Двухэтажный немецкий дом, четыре квартиры, моя — наверху. Кухня, туалет, черт возьми, ванна, трапециевидная комната с разновысоким кривым потолком. Тахту без ножки я поставил на желтый пятитомник Сервантеса, притащил из редакции списанный письменный стол, родители подарили секретер.
Жизнь перевернулась, и я, может быть, впервые по-настоящему задумался о будущем. Что-то мне подсказывало: если пустить дело на самотек, никакого писателя из меня не выйдет. С утра до вечера, часто и по выходным приходилось писать в газету — тысячи строк, поток. А «свое» — урывками: выходные, отпуск. А писать надо много — это я даже тогда понимал. Значит, выход один — рано ложиться, чтобы рано вставать.
Купил будильник, завел на пять утра и лег. Летнее солнце лупит в окна — никакие шторы не помогают. Да и спать неохота. Крутился, вертелся часа три, если не больше. Наконец заснул. Встал по будильнику — в голове гул. Вышел в кухню — на подоконнике сидит ворона. Смотрит на меня, не улетает. Я насыпал на подоконник какой-то крупы, пошел умываться. Вернулся — вороны нет, крупы нет, а на подоконнике насрано.
Завтрак — проблема. В магазинах — пряники да соусы в баночках: «Восточный», «Московский», — а к чему соусы-то? Ну разве что к ливерной колбасе, которая иногда появлялась на прилавках. Пришлось запасаться пряниками. Пожуешь, запьешь крепким чаем — и за стол. Писал я много: романы, повести, рассказы, пьесы и бог знает что еще. Потом все это пригодилось для растопки — в квартире была настоящая немецкая печка, кафельная.
Мучительно было привыкать к ранним подъемам, но выбора у меня не было. Пряники, крепкий чай — и за стол. К осени попривык. И ворона ко мне прилетала до ноября, ради нее я окно в кухне всегда держал открытым. Прилетит, склюет пшено, насрет — и была такова. Привыкнуть не мог только к этим пряникам — их вкус до сих пор вызывает тошноту.

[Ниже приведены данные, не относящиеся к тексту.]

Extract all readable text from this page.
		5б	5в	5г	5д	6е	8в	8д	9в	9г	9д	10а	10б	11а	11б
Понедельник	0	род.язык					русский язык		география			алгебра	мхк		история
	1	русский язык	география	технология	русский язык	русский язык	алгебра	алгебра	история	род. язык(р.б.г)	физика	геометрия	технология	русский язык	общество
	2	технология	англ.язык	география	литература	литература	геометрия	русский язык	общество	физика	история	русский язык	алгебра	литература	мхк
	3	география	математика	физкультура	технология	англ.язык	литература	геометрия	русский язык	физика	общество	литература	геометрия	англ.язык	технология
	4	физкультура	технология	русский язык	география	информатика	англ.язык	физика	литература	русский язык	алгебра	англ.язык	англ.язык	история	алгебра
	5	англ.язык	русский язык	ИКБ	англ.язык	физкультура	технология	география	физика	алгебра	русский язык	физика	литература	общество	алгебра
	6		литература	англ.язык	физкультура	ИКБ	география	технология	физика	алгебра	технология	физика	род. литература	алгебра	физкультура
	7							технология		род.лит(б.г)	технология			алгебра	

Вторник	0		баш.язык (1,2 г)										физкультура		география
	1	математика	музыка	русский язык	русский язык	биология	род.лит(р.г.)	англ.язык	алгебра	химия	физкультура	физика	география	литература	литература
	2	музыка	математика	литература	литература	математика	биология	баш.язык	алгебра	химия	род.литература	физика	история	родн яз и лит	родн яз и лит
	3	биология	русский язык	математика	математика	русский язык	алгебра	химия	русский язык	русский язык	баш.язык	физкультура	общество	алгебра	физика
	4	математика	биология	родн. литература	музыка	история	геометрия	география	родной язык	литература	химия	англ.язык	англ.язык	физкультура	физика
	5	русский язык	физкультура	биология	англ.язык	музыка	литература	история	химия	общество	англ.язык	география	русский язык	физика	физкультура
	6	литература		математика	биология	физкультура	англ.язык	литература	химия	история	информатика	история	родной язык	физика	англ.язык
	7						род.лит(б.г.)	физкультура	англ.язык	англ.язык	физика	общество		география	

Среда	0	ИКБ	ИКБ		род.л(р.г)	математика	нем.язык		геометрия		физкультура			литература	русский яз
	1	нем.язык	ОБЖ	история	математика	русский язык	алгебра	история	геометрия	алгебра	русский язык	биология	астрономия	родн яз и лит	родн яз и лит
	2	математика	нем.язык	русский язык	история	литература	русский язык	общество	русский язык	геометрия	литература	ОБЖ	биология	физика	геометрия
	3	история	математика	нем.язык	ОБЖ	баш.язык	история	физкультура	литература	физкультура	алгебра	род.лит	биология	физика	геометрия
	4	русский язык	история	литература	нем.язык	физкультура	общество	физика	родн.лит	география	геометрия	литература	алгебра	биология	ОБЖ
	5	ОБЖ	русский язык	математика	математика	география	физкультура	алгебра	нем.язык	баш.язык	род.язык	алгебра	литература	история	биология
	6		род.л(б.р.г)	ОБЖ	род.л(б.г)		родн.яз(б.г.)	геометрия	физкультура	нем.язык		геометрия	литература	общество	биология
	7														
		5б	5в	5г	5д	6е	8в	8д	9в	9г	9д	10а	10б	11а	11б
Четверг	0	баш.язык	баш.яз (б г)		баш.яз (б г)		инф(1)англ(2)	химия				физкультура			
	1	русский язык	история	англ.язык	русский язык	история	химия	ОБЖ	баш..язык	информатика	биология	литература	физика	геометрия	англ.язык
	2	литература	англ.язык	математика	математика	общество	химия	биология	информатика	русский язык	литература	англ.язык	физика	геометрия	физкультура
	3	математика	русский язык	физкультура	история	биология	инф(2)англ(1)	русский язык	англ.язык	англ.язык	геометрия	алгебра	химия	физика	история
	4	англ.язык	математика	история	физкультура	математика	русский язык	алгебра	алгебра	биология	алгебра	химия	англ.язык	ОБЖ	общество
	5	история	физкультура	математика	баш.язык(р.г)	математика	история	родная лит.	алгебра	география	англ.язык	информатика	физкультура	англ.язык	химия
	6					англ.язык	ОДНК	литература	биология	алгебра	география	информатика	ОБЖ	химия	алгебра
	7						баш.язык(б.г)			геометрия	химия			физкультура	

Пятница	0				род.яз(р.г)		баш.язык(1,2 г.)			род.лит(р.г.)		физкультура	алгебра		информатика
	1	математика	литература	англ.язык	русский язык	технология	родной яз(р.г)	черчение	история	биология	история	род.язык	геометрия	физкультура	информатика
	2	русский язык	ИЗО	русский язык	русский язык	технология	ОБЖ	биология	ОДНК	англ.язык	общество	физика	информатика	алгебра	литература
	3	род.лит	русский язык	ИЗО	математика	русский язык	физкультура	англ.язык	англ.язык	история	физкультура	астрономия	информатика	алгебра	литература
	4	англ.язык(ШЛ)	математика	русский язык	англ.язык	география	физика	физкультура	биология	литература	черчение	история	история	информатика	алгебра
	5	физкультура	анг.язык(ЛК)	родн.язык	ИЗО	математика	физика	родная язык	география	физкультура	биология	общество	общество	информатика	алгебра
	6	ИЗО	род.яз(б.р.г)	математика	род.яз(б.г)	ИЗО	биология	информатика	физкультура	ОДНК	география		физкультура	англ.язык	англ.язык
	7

Внезапно я обнаружил, что привлекаю повышенное внимание женщин. На меня показывали пальцем, за моей спиной шептались, и со мной, черт возьми, хотели познакомиться поближе. Понятно, что смерть молодой женщины, ждавшей ребенка, поразила чувствительные сердца скучающих жительниц маленького городка, где никогда ничего не происходит. Меня жалели: я был
Первой решила утешить меня Люся, Элина подруга, заведующая терапевтическим отделением районной больницы. Как-то вечером она зашла с бутылкой вина в сумочке, мы выпили, Люся заговорила вдруг о чувстве вины, потом расплакалась, я принялся ее утешать, и мы естественным образом оказались в постели. Но связь эта была недолгой. Мы оба чувствовали мучительную неловкость: Люся пыталась расплатиться со мной сексом за смерть подруги, а я выступал в унизительной роли сборщика постыдного налога. После трех-четырех встреч мы расстались, почувствовав после этого облегчение и оставшись друзьями.
Потом была другая Элина подруга — та самая Ада, Исчадие, с Тургеневым в Гибралтаре, жаркая, необъятная, душевная, но глупая во всем, что не было связано с сексом и нежелательной беременностью. С множеством ярких деталей она рассказывала о том, как избавлялась от плода, выпив из горлышка бутылку крепленого и сев после этого в горячую ванну. «А еще это можно сделать при помощи вешалки…»
Вскоре я понял, что превращаюсь в какую-то непристойно-комическую персону, и стал запирать дверь на ключ и цепочку. С Аликом у нас был даже уговор об особом стуке, чтобы я мог опознать друга.
В тот вечер, когда пришла Лиса, я слушал музыку — кажется, Моцарта (к этому меня пыталась приучить Эля), музыка звучала довольно громко, и стук в дверь показался мне условным знаком, о котором знали только я и Алик.
Я сбросил цепочку, распахнул дверь, Лиса нырнула под мою руку и мигом оказалась в квартире.